By analyzing existing cross correlation between HOYA Resort Hotel and ZongTai Real Estate, you can compare the effects of market volatilities on HOYA Resort and ZongTai Real and check how they will diversify away market risk if combined in the same portfolio for a given time horizon. You can also utilize pair trading strategies of matching a long position in HOYA Resort with a short position of ZongTai Real. Check out your portfolio center. Please also check ongoing floating volatility patterns of HOYA Resort and ZongTai Real.

Diversification Opportunities for HOYA Resort and ZongTai Real

-0.32
  Correlation Coefficient

Very good diversification

The 3 months correlation between HOYA and ZongTai is -0.32. Overlapping area represents the amount of risk that can be diversified away by holding HOYA Resort Hotel and ZongTai Real Estate in the same portfolio, assuming nothing else is changed. The correlation between historical prices or returns on ZongTai Real Estate and HOYA Resort is a relative statistical measure of the degree to which these equity instruments tend to move together. The correlation coefficient measures the extent to which returns on HOYA Resort Hotel are associated (or correlated) with ZongTai Real. Values of the correlation coefficient range from -1 to +1, where. The correlation of zero (0) is possible when the price movement of ZongTai Real Estate has no effect on the direction of HOYA Resort i.e., HOYA Resort and ZongTai Real go up and down completely randomly.

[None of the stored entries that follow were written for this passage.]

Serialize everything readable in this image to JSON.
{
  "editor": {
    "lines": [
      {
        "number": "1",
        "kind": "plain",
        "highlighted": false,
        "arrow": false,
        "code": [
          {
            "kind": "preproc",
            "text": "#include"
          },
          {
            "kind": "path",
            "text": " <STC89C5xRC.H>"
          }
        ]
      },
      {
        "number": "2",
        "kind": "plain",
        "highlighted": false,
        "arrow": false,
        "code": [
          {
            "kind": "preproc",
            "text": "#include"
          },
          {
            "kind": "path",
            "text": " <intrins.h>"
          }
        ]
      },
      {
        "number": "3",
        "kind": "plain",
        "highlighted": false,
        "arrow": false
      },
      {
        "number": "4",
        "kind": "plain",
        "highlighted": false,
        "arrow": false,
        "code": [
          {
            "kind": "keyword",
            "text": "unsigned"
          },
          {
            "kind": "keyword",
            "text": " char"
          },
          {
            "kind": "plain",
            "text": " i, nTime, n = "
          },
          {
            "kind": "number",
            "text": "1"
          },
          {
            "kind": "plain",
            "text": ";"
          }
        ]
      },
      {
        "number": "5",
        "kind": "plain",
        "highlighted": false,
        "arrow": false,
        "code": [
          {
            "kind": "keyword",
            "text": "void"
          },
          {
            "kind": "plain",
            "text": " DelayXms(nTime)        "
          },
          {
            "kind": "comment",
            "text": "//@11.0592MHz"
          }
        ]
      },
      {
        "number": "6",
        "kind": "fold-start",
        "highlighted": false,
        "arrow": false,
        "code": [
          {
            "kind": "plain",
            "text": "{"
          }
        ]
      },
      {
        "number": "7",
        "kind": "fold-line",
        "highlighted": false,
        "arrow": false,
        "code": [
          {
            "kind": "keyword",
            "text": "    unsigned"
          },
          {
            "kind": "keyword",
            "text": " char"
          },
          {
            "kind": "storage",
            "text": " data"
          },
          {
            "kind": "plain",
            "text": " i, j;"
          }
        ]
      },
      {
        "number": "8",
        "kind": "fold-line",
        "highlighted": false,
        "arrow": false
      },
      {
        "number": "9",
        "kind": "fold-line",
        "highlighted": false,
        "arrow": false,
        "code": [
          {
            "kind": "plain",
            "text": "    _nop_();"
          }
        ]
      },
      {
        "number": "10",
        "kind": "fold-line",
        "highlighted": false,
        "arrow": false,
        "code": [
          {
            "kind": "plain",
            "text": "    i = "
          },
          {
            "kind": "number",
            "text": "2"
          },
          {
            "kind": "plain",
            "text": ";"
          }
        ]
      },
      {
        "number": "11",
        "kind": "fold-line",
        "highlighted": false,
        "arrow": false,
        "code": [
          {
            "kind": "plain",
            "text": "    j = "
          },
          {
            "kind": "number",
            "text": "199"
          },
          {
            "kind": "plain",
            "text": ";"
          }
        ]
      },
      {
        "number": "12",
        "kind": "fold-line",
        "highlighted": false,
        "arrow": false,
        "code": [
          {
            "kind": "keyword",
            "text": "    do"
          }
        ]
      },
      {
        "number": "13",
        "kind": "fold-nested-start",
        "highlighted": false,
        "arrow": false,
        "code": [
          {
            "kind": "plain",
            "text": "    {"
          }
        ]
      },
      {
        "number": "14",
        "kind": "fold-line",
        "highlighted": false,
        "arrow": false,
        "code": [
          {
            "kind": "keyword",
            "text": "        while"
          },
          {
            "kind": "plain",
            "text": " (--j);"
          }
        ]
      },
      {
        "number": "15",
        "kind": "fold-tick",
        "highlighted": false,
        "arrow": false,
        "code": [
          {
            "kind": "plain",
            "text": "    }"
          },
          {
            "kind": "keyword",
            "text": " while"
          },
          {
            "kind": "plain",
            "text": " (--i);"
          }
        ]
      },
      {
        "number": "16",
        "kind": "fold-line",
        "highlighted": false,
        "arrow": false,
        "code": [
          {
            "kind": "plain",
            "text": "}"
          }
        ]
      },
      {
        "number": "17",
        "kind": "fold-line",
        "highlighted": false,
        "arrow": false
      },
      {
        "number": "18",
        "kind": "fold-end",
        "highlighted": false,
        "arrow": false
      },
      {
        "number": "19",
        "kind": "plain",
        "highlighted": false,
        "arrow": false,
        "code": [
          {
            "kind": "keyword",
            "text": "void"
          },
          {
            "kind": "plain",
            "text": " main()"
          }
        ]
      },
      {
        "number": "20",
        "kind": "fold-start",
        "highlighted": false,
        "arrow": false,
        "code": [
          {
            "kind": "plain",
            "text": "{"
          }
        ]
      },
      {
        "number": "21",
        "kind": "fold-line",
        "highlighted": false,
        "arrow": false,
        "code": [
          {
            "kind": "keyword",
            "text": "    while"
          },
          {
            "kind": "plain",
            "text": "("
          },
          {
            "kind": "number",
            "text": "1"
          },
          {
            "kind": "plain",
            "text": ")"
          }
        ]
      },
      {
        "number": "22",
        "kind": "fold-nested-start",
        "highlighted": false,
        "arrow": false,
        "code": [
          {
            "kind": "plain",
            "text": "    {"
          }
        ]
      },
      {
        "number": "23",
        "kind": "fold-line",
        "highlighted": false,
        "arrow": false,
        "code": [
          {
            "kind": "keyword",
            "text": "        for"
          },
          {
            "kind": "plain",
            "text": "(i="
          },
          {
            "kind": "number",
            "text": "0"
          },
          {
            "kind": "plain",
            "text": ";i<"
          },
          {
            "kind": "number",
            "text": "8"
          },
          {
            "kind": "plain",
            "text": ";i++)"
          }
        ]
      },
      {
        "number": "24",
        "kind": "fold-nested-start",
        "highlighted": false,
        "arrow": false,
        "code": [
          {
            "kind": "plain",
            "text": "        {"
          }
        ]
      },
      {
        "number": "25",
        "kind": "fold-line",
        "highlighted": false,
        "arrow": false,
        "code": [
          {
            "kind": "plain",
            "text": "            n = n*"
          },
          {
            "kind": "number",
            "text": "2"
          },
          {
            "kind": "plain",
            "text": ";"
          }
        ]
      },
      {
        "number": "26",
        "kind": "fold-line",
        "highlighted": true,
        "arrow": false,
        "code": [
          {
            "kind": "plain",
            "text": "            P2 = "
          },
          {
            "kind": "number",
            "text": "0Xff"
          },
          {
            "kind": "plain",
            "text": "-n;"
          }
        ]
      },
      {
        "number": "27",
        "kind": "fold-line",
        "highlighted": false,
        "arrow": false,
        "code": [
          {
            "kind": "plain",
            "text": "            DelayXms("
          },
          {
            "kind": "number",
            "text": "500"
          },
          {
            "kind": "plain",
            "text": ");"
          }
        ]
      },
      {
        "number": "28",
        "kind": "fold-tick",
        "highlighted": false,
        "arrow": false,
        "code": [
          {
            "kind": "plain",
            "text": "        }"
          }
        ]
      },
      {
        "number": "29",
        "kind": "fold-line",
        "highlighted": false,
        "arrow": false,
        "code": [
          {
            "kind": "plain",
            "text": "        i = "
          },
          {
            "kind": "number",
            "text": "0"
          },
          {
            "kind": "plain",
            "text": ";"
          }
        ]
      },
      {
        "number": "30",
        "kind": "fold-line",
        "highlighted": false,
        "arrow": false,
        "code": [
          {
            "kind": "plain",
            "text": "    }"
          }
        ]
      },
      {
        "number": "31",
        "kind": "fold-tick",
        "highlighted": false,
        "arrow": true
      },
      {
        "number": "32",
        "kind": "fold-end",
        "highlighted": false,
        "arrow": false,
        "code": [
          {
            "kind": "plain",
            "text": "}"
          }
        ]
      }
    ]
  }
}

Pair Corralation between HOYA Resort and ZongTai Real

Assuming the 90 days trading horizon HOYA Resort Hotel is expected to generate 1.76 times more return on investment than ZongTai Real. However, HOYA Resort is 1.76 times more volatile than ZongTai Real Estate. It trades about 0.06 of its potential returns per unit of risk. ZongTai Real Estate is currently generating about 0.05 per unit of risk. If you would invest  1,985  in HOYA Resort Hotel on October 7, 2024 and sell it today you would earn a total of  130.00  from holding HOYA Resort Hotel or generate 6.55% return on investment over 90 days.
Time Period3 Months [change]
DirectionMoves Against 
StrengthInsignificant
Accuracy100.0%
ValuesDaily Returns

HOYA Resort Hotel  vs.  ZongTai Real Estate

 Performance 
       Timeline  
HOYA Resort Hotel 

Risk-Adjusted Performance

6 of 100

 
Weak
 
Strong
Modest
Compared to the overall equity markets, risk-adjusted returns on investments in HOYA Resort Hotel are ranked lower than 6 (%) of all global equities and portfolios over the last 90 days. In spite of fairly abnormal basic indicators, HOYA Resort may actually be approaching a critical reversion point that can send shares even higher in February 2025.
ZongTai Real Estate 

Risk-Adjusted Performance

4 of 100

 
Weak
 
Strong
Insignificant
Compared to the overall equity markets, risk-adjusted returns on investments in ZongTai Real Estate are ranked lower than 4 (%) of all global equities and portfolios over the last 90 days. In spite of fairly stable basic indicators, ZongTai Real is not utilizing all of its potentials. The current stock price fuss, may contribute to near-short-term losses for the sophisticated investors.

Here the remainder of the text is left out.